Chelsea Randall is a New York-native pianist, curator and educator. She is a dedicated advocate of underrepresented and new music, and seeks to create fresh dialogues between the old, new and undiscovered. She has performed at national and international venues including Carnegie Hall, Alice Tully Hall, Yamaha Piano Salon, Steinway Hall, Manhattan School of Music, NJ Performing Arts Center, Old First Concerts in SF, St. Peter’s Church Hammersmith in London, University of Cambridge, UK and Théâtre Adyar in Paris, and has appeared as a guest soloist and chamber musician at the Pacific, Colby, Allegro and Orvieto festivals. Her playing has also been broadcast on radio stations including NY’s NPR and WWFM and SF’s KALW. She has received grants and awards from New Music USA, Music Talks, Live From Our Living Rooms, McGill University and Conservatoire de Paris, among others. In ‘22 Chelsea launched the American Mavericks Project (AMP), celebrating piano music by Black American composers 1900-present through performances and commissions, with a US tour featuring overlooked masterpieces by Black composers. As part of AMP’s educational initiatives, she edited the first engraved edition of Dorothy Rudd Moore’s monumental “Dream and Variations” for solo piano (1974) for American Composers Alliance. In ‘23 with support from New Music USA’s Creator Fund, she debuted the Crossings Project exploring connections between African and Western music, with kora master Malang Jobarteh at the Brooklyn Conservatory of Music. She is also the co-founder and director of EXTENSITY Concert Series in NY, which aims to promote diversity in classical music. EXT’s ‘22 season featured the Women Now Festival, dedicated to living women composers.

Highlights of Chelsea’s ’24-’25 season include an extended US tour of the American Mavericks Project, new commissions for AMP by Carolyn Yarnell, Adolphus Hailstork, Regina Harris Baiocchi and Joyce Solomon Moorman inspired by poets Sonia Sanchez, Nikki Giovanni, Naomi Long Madgett and Dudley Randall, lecture/recitals in partnership with NYC public schools and community music schools, a guest performance at the Cathedral Church of St. John the Divine’s inaugural Juneteenth celebration, and presentations of the Crossings Project at venues including St. Mark’s Church-in-the Bowery, NY.
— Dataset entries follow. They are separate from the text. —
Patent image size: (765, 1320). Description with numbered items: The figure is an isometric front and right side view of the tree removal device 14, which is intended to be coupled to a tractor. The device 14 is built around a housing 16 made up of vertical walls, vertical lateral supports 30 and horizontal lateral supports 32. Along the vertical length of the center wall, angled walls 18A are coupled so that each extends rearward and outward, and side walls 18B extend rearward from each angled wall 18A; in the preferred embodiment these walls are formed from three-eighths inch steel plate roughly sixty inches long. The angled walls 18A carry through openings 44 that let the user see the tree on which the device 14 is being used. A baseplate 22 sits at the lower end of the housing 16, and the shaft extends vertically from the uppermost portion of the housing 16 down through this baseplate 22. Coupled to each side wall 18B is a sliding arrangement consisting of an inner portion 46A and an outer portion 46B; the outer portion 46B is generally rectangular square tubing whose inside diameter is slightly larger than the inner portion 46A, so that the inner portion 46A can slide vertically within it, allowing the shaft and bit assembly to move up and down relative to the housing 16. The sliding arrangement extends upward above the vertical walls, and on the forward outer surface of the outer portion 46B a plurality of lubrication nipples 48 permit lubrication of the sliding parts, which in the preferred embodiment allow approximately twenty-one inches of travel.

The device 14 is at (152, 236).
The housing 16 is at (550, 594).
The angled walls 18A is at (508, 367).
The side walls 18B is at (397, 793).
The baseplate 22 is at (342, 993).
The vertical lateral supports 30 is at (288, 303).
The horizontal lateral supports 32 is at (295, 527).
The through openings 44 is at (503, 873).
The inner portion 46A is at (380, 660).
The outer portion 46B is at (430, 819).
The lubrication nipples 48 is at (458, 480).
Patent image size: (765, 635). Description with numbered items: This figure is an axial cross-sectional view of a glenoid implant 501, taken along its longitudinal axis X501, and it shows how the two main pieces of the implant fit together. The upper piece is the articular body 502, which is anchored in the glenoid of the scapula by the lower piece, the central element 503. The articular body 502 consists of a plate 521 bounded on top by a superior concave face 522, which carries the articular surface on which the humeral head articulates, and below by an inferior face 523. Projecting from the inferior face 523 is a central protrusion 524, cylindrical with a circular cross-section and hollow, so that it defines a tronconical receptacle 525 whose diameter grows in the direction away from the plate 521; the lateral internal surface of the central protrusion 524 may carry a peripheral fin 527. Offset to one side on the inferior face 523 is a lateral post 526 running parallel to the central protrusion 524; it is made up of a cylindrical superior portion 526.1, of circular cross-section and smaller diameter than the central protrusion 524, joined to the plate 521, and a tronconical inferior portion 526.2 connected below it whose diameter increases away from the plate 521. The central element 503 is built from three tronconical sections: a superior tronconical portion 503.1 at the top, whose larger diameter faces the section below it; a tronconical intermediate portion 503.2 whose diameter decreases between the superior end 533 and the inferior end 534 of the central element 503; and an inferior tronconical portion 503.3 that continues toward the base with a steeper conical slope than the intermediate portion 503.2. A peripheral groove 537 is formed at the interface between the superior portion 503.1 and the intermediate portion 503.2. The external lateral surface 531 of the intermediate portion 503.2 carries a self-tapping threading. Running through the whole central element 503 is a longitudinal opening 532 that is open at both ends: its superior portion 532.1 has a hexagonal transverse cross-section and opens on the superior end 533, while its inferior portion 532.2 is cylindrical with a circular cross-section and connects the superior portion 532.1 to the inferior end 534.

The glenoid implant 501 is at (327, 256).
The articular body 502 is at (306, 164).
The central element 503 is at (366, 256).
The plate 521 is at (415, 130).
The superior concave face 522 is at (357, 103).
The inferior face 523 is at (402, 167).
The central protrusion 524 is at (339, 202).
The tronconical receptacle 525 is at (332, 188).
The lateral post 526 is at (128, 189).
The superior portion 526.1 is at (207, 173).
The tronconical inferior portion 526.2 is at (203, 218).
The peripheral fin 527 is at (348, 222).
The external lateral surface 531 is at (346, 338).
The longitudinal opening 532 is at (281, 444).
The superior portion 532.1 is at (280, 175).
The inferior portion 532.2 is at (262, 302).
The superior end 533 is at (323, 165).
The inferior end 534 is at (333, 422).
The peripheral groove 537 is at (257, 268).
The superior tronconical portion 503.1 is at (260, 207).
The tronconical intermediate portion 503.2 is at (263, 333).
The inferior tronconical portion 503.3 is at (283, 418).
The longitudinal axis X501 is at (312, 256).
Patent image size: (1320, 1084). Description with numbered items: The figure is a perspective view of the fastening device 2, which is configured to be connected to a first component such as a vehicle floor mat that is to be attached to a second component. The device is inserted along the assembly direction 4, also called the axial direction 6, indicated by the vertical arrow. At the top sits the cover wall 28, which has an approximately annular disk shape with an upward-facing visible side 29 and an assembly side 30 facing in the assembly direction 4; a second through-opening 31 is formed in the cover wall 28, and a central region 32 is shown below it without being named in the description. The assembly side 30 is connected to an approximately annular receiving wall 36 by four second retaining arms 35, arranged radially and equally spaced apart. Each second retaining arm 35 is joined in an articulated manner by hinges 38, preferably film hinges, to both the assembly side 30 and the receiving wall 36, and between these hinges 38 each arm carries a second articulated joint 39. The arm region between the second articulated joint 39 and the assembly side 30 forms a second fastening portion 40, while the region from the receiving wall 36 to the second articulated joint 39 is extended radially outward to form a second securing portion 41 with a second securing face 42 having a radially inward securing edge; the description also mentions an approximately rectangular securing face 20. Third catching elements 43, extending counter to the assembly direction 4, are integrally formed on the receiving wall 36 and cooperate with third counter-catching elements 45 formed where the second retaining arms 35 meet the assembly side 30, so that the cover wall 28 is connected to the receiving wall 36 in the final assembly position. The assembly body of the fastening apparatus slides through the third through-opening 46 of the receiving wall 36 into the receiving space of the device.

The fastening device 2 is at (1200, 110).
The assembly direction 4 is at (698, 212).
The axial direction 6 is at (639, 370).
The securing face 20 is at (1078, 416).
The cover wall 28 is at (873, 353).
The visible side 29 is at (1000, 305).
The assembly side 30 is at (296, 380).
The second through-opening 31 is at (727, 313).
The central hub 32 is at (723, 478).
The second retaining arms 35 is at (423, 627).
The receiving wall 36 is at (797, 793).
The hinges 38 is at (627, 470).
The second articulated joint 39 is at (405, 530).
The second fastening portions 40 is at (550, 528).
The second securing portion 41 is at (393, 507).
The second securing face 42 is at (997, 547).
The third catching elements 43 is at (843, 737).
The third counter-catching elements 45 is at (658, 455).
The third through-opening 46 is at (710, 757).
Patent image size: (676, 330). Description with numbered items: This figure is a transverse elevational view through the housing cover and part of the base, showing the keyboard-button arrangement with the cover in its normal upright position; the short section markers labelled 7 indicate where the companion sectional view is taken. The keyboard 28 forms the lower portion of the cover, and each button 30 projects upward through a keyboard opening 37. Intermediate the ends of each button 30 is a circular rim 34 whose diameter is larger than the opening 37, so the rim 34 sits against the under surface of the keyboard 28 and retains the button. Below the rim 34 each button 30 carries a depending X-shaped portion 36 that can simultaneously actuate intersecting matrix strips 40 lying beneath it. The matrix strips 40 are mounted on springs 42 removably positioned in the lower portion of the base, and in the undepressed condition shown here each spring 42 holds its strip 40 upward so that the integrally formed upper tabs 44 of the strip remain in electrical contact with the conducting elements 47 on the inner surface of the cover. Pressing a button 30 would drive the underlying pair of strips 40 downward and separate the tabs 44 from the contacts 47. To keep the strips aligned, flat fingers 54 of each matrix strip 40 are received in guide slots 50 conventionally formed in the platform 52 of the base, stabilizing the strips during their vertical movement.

As an educator, Chelsea regularly presents workshops, masterclasses and lectures at educational institutions across the US. She is an alum of New York University, The Royal College of Music in London and The Juilliard School. Her teachers and mentors included Elena Leonova, Niel Immelman and Herbert Stessin.

Chelsea is also an accomplished editor and writer, and considers her editorial and musical pursuits to be intertwined and mutually reinforcing. She has worked at presses and journals including Columbia University Press, Soft Skull Press and The New York Quarterly, and holds a degree in English from The Gallatin School of Individualized Study, NYU.